The issue of funding also came up and this committee of four to five people will look at these issues that borders on reforms.
“We observed that there have been no meaningful reforms since the establishment of the Nigeria police force.”
HURIWA however condemned the Federal government for setting up the stage once more for Nigerians to be taken on a merry-go-round empty committee process when infact there are already in place within the reach of the office of the President, a lot of documented recommendations on police reforms which only requires the political will on the part of the Federal government and the National Assembly to implement these far-reaching reports on comprehensive police reforms including the most vital aspect of the entire process which is the required constitutional reforms to strengthen policing in Nigeria and to compel the police to enforce the year 2020 Nigerian police Act which contains large doses of human rights demands for accountability by the police.

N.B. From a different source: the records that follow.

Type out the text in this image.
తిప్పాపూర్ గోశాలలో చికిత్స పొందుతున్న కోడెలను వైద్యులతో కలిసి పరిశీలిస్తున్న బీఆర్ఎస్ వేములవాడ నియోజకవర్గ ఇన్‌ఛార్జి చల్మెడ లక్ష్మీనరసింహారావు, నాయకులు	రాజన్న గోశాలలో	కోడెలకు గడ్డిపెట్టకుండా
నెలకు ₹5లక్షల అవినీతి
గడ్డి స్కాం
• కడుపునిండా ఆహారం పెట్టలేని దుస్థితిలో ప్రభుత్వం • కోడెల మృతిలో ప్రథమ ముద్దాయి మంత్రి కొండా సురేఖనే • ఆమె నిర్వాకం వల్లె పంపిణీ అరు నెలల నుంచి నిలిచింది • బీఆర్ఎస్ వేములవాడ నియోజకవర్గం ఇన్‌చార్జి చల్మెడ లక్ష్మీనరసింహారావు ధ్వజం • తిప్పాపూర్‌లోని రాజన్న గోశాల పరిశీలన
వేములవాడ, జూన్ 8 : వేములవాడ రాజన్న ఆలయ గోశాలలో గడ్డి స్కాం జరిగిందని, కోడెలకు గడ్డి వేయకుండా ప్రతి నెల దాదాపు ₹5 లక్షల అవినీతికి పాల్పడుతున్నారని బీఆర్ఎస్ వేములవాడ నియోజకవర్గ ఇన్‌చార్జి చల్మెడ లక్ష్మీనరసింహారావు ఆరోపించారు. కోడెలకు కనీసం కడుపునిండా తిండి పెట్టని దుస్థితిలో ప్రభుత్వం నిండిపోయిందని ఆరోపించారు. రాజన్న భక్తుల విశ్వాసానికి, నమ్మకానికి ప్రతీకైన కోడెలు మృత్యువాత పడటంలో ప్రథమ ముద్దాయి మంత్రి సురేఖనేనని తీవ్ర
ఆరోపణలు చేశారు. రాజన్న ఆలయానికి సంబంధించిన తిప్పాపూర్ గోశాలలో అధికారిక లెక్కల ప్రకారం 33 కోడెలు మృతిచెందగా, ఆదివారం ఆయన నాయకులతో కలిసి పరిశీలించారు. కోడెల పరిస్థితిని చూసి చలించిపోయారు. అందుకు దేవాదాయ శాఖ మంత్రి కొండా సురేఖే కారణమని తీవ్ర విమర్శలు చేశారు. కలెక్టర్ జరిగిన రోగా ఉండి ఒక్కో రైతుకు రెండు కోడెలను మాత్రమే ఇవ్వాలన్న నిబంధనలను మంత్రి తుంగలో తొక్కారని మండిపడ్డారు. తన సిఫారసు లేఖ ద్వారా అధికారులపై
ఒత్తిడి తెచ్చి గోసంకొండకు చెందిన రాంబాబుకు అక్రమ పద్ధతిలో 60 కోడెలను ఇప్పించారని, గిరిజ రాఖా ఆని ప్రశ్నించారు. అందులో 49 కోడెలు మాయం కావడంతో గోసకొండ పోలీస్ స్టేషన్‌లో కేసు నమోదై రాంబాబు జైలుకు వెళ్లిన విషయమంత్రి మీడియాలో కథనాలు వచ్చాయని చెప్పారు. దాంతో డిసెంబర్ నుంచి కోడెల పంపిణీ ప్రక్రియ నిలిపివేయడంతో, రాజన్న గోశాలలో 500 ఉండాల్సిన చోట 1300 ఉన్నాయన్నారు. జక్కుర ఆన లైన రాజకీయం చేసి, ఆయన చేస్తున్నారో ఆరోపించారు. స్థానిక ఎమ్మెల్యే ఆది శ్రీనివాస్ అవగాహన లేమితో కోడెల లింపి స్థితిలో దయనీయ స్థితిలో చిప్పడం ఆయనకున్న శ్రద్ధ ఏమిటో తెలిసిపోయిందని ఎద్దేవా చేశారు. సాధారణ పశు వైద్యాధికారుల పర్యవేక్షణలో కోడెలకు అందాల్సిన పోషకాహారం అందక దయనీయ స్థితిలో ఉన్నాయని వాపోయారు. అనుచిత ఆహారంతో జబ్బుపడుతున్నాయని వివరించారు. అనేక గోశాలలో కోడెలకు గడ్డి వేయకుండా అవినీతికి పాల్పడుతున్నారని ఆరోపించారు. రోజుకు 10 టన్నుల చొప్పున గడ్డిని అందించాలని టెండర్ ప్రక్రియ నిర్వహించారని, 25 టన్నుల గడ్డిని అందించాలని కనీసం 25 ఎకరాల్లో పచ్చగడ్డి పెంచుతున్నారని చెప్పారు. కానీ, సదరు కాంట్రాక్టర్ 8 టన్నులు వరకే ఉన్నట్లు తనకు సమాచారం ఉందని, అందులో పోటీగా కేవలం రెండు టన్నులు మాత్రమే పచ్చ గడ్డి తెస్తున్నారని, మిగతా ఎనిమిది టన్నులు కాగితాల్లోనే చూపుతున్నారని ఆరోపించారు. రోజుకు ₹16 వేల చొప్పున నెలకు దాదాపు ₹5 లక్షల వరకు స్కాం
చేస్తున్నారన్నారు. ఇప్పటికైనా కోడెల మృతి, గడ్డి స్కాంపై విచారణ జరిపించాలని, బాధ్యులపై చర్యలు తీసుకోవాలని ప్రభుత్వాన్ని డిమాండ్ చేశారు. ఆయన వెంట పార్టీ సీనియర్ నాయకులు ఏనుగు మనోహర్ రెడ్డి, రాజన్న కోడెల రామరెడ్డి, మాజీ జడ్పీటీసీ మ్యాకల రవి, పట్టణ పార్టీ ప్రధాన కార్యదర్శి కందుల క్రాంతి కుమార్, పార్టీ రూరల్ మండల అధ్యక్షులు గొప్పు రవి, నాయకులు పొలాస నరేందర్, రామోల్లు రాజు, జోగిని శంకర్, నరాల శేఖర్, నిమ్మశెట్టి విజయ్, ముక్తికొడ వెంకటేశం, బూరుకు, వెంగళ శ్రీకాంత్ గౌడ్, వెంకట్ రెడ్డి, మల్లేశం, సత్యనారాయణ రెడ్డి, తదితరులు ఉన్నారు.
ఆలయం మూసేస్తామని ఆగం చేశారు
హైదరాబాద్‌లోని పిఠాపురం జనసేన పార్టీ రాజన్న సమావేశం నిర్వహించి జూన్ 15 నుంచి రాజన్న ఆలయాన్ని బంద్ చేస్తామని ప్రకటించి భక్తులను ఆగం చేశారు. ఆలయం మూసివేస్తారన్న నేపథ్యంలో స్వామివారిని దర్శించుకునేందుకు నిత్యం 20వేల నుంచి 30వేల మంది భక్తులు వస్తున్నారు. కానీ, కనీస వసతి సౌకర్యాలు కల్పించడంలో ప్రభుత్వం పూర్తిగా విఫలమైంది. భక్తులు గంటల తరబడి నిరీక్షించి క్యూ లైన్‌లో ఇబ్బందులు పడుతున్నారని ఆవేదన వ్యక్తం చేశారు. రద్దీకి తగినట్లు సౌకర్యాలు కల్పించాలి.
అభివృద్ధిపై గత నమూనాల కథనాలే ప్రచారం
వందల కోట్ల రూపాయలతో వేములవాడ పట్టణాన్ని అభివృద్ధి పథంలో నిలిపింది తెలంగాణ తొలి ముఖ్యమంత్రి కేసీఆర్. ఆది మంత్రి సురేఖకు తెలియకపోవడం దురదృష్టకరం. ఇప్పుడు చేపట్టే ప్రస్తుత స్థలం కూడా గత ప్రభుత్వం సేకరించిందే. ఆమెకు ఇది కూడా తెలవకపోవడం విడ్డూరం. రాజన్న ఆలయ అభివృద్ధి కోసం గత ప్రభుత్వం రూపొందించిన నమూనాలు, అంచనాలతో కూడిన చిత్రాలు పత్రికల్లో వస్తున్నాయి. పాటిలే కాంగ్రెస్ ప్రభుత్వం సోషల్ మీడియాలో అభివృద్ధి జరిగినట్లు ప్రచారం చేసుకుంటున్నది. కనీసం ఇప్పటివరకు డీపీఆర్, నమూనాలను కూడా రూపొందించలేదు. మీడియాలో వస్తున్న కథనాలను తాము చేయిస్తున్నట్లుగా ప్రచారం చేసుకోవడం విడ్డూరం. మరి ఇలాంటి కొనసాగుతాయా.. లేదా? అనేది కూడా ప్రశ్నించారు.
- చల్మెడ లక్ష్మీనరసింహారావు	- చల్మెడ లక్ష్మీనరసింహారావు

HURIWA also faulted the governor of Ogun State for saying that much reforms have been carried out within the police just as the Rights group reminds him that the new police Act represents a profound attempt to ensure that policing in Nigeria follows the 21st century law based policing methodologies just as HURIWA said if the police Act is implemented holistically, policing in Nigeria will become not just human rights compliant but will meet global best practices. HURIWA however observed that there is the need to amend relevant sections of the Nigerian Constitution to strengthen and reform policing in modern day Nigeria of the 21st century.